I’ll give a quick anecdote of something I experienced recently. I was talking to a college friend who is really smart and talented (certainly far more than I). This guy is 2 years ahead of me in the PLs world, and he’s on top of his shit. When I checked his github, it was awesome: he had two years of research experience with fully fledged typing rules and latex galore and was recently writing a very cool type checker with liquid haskell. I was immediately jealous. But after some jealous digging, things started to demystify (with some emotional self-soothing LOL) - some of the papers were incomplete, or written in a cohort; it turned out the liquid haskell was following a blog series (it was still awesome and creative - but he didn’t start from scratch). The point being, that when we criticise our work, we can do so with ease because we see all the laziness, all the shortcuts, all the countless wasted hours, the copy-pasting. But then when you see your friend’s Rust compiler contributions and proofs you see none of that. Now my college friend is more qualified than I for a graduate degree - but it’s nowhere near as drastic as you think. Ultimately, if you have completely self-motivated work and you can tie it clearly and concisely to your research interests (show you can write well!) then you’re a big winner. Try to think about how your projects can “win” over hers, even for a professor you can make engineering work be research related:
I wanted to explore new educational tools for exposing non-programmers to FP, particularly throw a web UI. I did this ON MY OWN
I contribute to the community with blogs because I think that modern PLs research should focus more on outreach.
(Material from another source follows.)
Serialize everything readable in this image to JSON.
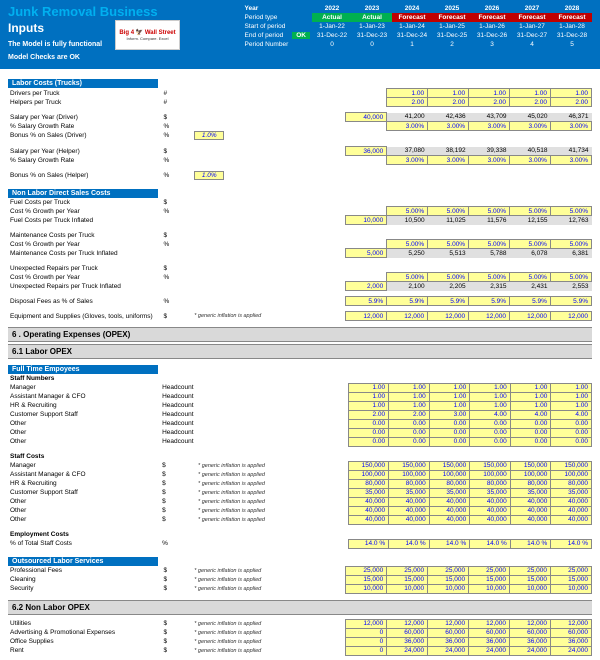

I want to contribute to educational work that can tie together [insert cool PL topic] and practical industry application.
Like that Elm project is awesome, that’s research if you think through what you learned and write a blog post about it!
I want to really point out how silly this thought is for example:
Plus, it’s not like others cannot, or haven’t done those before.
I don’t mean to offend but you literally said “plan to write a blog on using websockets with Servant (there currently doesn’t seem to be one)”! Also, if we want to compete with your friend (playing into the self-abusive thoughts game - I think competing is silly but I want to point out that even the competition has no clear winner)… your friend is contributed to a compiler that as of right now on github has 3514 contributors… Now think about how many compilers there are… I hope you realise that there’s probably fewer people that have written an interactive UI for a compiler with a tutorial guide than there are contributors to major compilers!
Just remember that smart people suck at marketing, and humans fall for marketing. If a dunce like Donald Trump can sell himself as a president, you can sell yourself as a candidate for a graduate program.